The reliance of TV networks on ratings to gauge the success or failure of their shows has been bad for creators of high-quality television programming, according to Netflix chief content officer Ted Sarandos.
“Look how many shows didn’t get past the first three episodes,” said Sarandos, speaking Monday at the UBS Global Media & Communications Conference in New York. “Not because they were a bad show… but because it was in the wrong slot at the wrong time.”
The reason Netflix doesn’t provide ratings figures is “not because we’re trying to frustrate the press” or “squeeze suppliers,” the exec said, but because the company is not an ad-supported service and “I honestly believe it works against quality television.” He noted that “Seinfeld” on NBC didn’t become a hit show until after four years on the air.
Last month, Nielsen said it would provide viewing metrics for Netflix’s and Amazon’s subscription VOD services, although initially the firm will only let companies see SVOD viewing information for their own content. Nielsen also won’t measure Netflix viewing on computers or mobile devices at first.
Asked about the Nielsen plans to measure SVOD, Sarandos quipped, “I hope you have all the confidence in that number as you do in their current tracking,” alluding to past errors in TV ratings measurement service from Nielsen.

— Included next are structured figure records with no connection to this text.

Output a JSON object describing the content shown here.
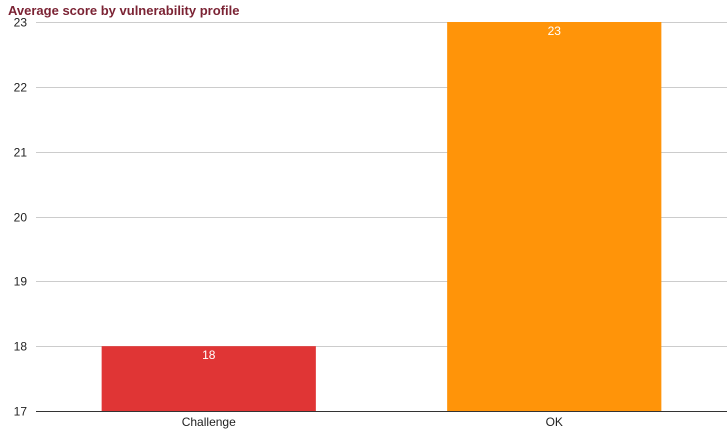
{
  "chart_data": {
    "type": "bar",
    "title": "Average score by vulnerability profile",
    "title_color": "#7b2334",
    "categories": [
      "Challenge",
      "OK"
    ],
    "values": [
      18,
      23
    ],
    "bar_colors": [
      "#e03535",
      "#ff9409"
    ],
    "data_labels": [
      "18",
      "23"
    ],
    "ylim": [
      17,
      23
    ],
    "yticks": [
      17,
      18,
      19,
      20,
      21,
      22,
      23
    ],
    "xlabel": "",
    "ylabel": "",
    "grid": true,
    "gridline_color": "#cccccc",
    "legend": "none"
  }
}
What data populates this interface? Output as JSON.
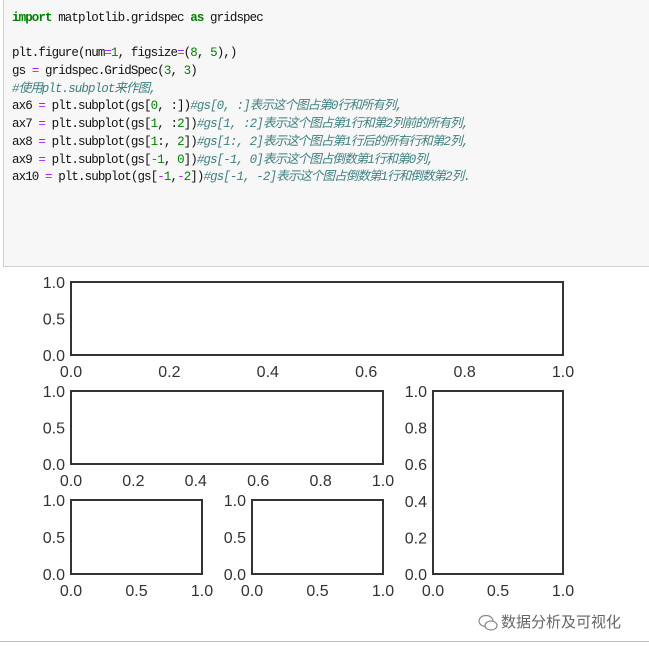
{
  "code_cell": {
    "lines": [
      [
        {
          "t": "import",
          "c": "k"
        },
        {
          "t": " matplotlib.gridspec ",
          "c": ""
        },
        {
          "t": "as",
          "c": "k"
        },
        {
          "t": " gridspec",
          "c": ""
        }
      ],
      [],
      [
        {
          "t": "plt.figure(num",
          "c": ""
        },
        {
          "t": "=",
          "c": "o"
        },
        {
          "t": "1",
          "c": "n"
        },
        {
          "t": ", figsize",
          "c": ""
        },
        {
          "t": "=",
          "c": "o"
        },
        {
          "t": "(",
          "c": ""
        },
        {
          "t": "8",
          "c": "n"
        },
        {
          "t": ", ",
          "c": ""
        },
        {
          "t": "5",
          "c": "n"
        },
        {
          "t": "),)",
          "c": ""
        }
      ],
      [
        {
          "t": "gs ",
          "c": ""
        },
        {
          "t": "=",
          "c": "o"
        },
        {
          "t": " gridspec.GridSpec(",
          "c": ""
        },
        {
          "t": "3",
          "c": "n"
        },
        {
          "t": ", ",
          "c": ""
        },
        {
          "t": "3",
          "c": "n"
        },
        {
          "t": ")",
          "c": ""
        }
      ],
      [
        {
          "t": "#使用plt.subplot来作图,",
          "c": "c"
        }
      ],
      [
        {
          "t": "ax6 ",
          "c": ""
        },
        {
          "t": "=",
          "c": "o"
        },
        {
          "t": " plt.subplot(gs[",
          "c": ""
        },
        {
          "t": "0",
          "c": "n"
        },
        {
          "t": ", :])",
          "c": ""
        },
        {
          "t": "#gs[0, :]表示这个图占第0行和所有列,",
          "c": "c"
        }
      ],
      [
        {
          "t": "ax7 ",
          "c": ""
        },
        {
          "t": "=",
          "c": "o"
        },
        {
          "t": " plt.subplot(gs[",
          "c": ""
        },
        {
          "t": "1",
          "c": "n"
        },
        {
          "t": ", :",
          "c": ""
        },
        {
          "t": "2",
          "c": "n"
        },
        {
          "t": "])",
          "c": ""
        },
        {
          "t": "#gs[1, :2]表示这个图占第1行和第2列前的所有列,",
          "c": "c"
        }
      ],
      [
        {
          "t": "ax8 ",
          "c": ""
        },
        {
          "t": "=",
          "c": "o"
        },
        {
          "t": " plt.subplot(gs[",
          "c": ""
        },
        {
          "t": "1",
          "c": "n"
        },
        {
          "t": ":, ",
          "c": ""
        },
        {
          "t": "2",
          "c": "n"
        },
        {
          "t": "])",
          "c": ""
        },
        {
          "t": "#gs[1:, 2]表示这个图占第1行后的所有行和第2列,",
          "c": "c"
        }
      ],
      [
        {
          "t": "ax9 ",
          "c": ""
        },
        {
          "t": "=",
          "c": "o"
        },
        {
          "t": " plt.subplot(gs[",
          "c": ""
        },
        {
          "t": "-",
          "c": "o"
        },
        {
          "t": "1",
          "c": "n"
        },
        {
          "t": ", ",
          "c": ""
        },
        {
          "t": "0",
          "c": "n"
        },
        {
          "t": "])",
          "c": ""
        },
        {
          "t": "#gs[-1, 0]表示这个图占倒数第1行和第0列,",
          "c": "c"
        }
      ],
      [
        {
          "t": "ax10 ",
          "c": ""
        },
        {
          "t": "=",
          "c": "o"
        },
        {
          "t": " plt.subplot(gs[",
          "c": ""
        },
        {
          "t": "-",
          "c": "o"
        },
        {
          "t": "1",
          "c": "n"
        },
        {
          "t": ",",
          "c": ""
        },
        {
          "t": "-",
          "c": "o"
        },
        {
          "t": "2",
          "c": "n"
        },
        {
          "t": "])",
          "c": ""
        },
        {
          "t": "#gs[-1, -2]表示这个图占倒数第1行和倒数第2列.",
          "c": "c"
        }
      ]
    ]
  },
  "chart_data": [
    {
      "type": "empty_axes",
      "name": "ax6",
      "xlim": [
        0,
        1
      ],
      "ylim": [
        0,
        1
      ],
      "xticks": [
        "0.0",
        "0.2",
        "0.4",
        "0.6",
        "0.8",
        "1.0"
      ],
      "yticks": [
        "0.0",
        "0.5",
        "1.0"
      ],
      "grid": false
    },
    {
      "type": "empty_axes",
      "name": "ax7",
      "xlim": [
        0,
        1
      ],
      "ylim": [
        0,
        1
      ],
      "xticks": [
        "0.0",
        "0.2",
        "0.4",
        "0.6",
        "0.8",
        "1.0"
      ],
      "yticks": [
        "0.0",
        "0.5",
        "1.0"
      ],
      "grid": false
    },
    {
      "type": "empty_axes",
      "name": "ax8",
      "xlim": [
        0,
        1
      ],
      "ylim": [
        0,
        1
      ],
      "xticks": [
        "0.0",
        "0.5",
        "1.0"
      ],
      "yticks": [
        "0.0",
        "0.2",
        "0.4",
        "0.6",
        "0.8",
        "1.0"
      ],
      "grid": false
    },
    {
      "type": "empty_axes",
      "name": "ax9",
      "xlim": [
        0,
        1
      ],
      "ylim": [
        0,
        1
      ],
      "xticks": [
        "0.0",
        "0.5",
        "1.0"
      ],
      "yticks": [
        "0.0",
        "0.5",
        "1.0"
      ],
      "grid": false
    },
    {
      "type": "empty_axes",
      "name": "ax10",
      "xlim": [
        0,
        1
      ],
      "ylim": [
        0,
        1
      ],
      "xticks": [
        "0.0",
        "0.5",
        "1.0"
      ],
      "yticks": [
        "0.0",
        "0.5",
        "1.0"
      ],
      "grid": false
    }
  ],
  "watermark": {
    "text": "数据分析及可视化",
    "icon": "wechat-icon"
  },
  "colors": {
    "keyword": "#008000",
    "number": "#008000",
    "operator": "#aa22ff",
    "comment": "#408080",
    "cell_bg": "#f7f7f7",
    "axes": "#333333"
  }
}
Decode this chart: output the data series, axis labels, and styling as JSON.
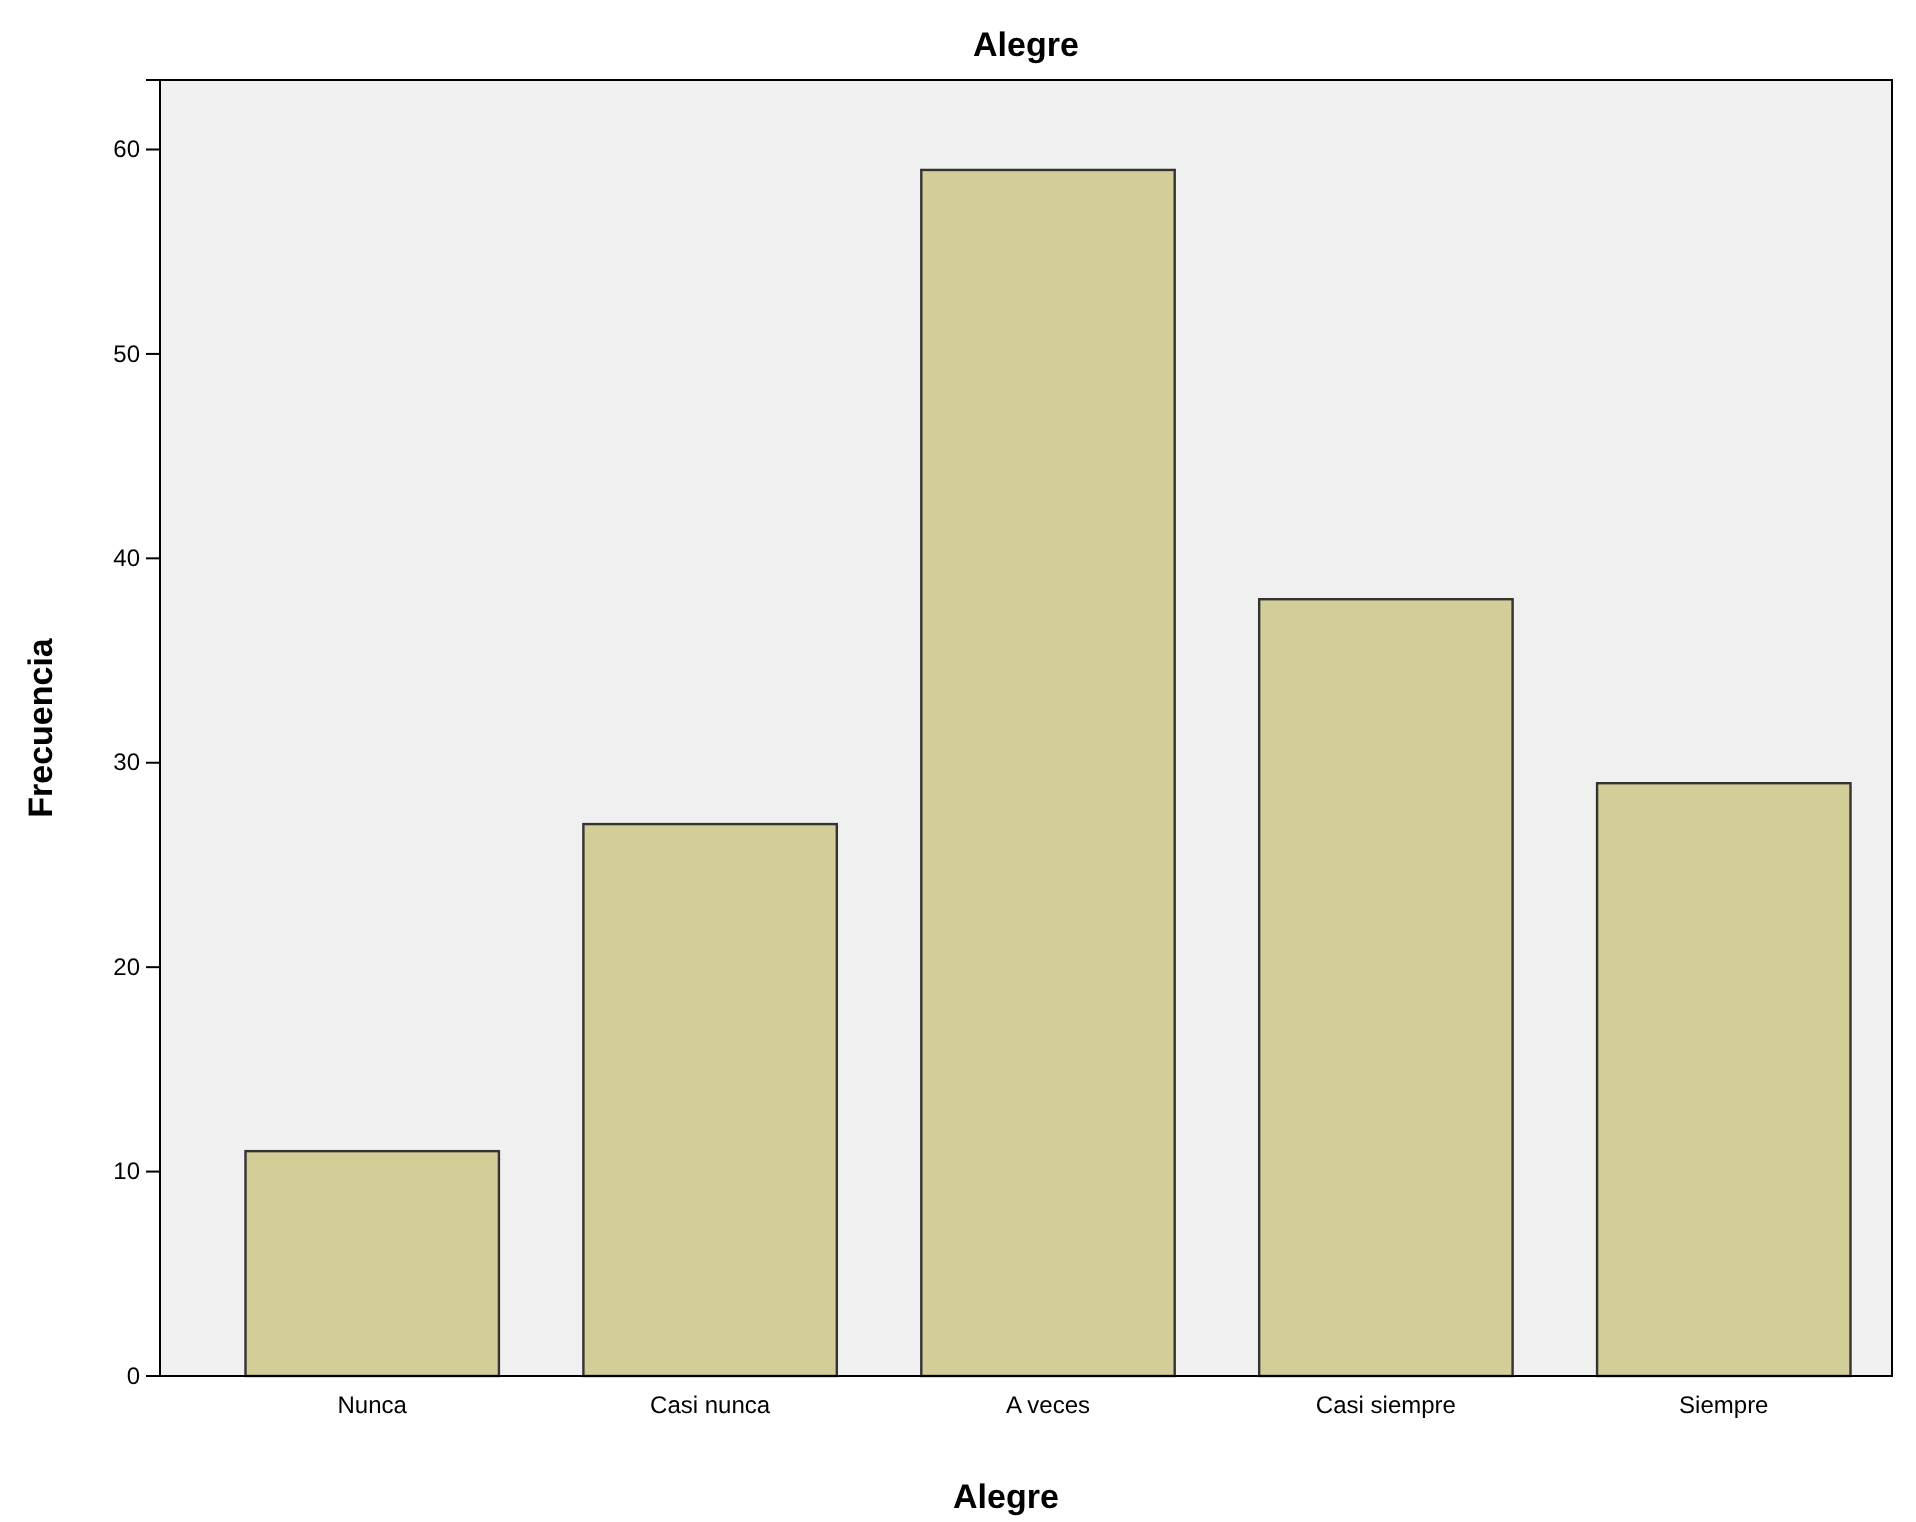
{
  "chart_data": {
    "type": "bar",
    "title": "Alegre",
    "xlabel": "Alegre",
    "ylabel": "Frecuencia",
    "categories": [
      "Nunca",
      "Casi nunca",
      "A veces",
      "Casi siempre",
      "Siempre"
    ],
    "values": [
      11,
      27,
      59,
      38,
      29
    ],
    "color": "#d3ce97",
    "ylim": [
      0,
      63.4
    ],
    "yticks": [
      0,
      10,
      20,
      30,
      40,
      50,
      60
    ],
    "grid": false
  }
}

Meanwhile, Sarandos also said cable operators haven’t kept pace with shifting consumer habits by failing to invest in dynamic advertising tech, which would let them better cater to viewer preferences for the on-demand model. “People like watching all episodes (of a show) in one sitting… instead of waiting a whole season to watch them on cable,” he said.
Cable TV needs to “fix the root of the problem,” to let advertisers serve ads dynamically, so that VOD services will be able to support the delivery of television shows in an on-demand fashion.
Netflix’s model has appealed to writers and showrunners, because the SVOD company gives them a level of creative freedom that many networks don’t, Sarandos said. On the other hand, Netflix requires that the content come to us “better developed” than it would have if it were going to a traditional TV network, he said.
Currently, Netflix is various stages of producing nine original series, including Marvel’s “Daredevil” under a pact that will also bring live-action series based on three other “street hero” characters to Netflix. “Daredevil,” which Sarandos called “cinematic” and “dark,” is shooting right now in Brooklyn. The exec praised British actor Charlie Cox, who stars as the title character, and said Vincent D’Onofrio is “one of the best supervillains you’ll ever see.”
Within five years, Netflix wants to be available in virtually every country in the world, Sarandos said. The company by that point expects to debut as many as 20 original TV series annually, or about one every 2.5 weeks, “kind of getting into a regular drumbeat” for subscribers to expect original programming on the service, he said.
Netflix is now hoping to shake up the movie business the way it’s disrupted TV. The company is now competing with studios for talent, Sarandos said, citing Netflix’s deal with Adam Sandler to develop four exclusive movies.
The motivation to get into original movies was driven by the high price of pay-TV output deals from studios, according to Sarandos. He said that instead of paying $1 billion over three years for an output deal, Netflix is now looking at spending a portion of that to produce its own films with the same stars and directors who would have worked on those films.
In licensing content, Netflix has an advantage in approaching studios by offering a global footprint of 50 countries. Sarandos cited the company’s recent deal with Warner Bros. Television to license the first season of Batman origin series “Gotham” worldwide, before it had premiered on U.S. television. “That means there are 50 buyers around the world that would have liked to be in the mix,” he said.
Internationally, limited access to U.S.-produced shows with worldwide name recognition and buzz has resulted in piracy, Sarandos said. “In the Nordics they were two years behind on ‘The Walking Dead,'” he said. In a country with high-speed Internet access, consumers who want to watch a hot show that’s not available through legal channels are “going to steal it.”
Also at the UBS conference, Sarandos said he doesn’t anticipate Netflix tiering its pricing plans based on different levels of content. Currently, Netflix charges differently monthly prices based on number of simultaneous streams viewed and access to content in 4K UltraHD format.
“It’s tough to tier by content… people value content differently,” he said.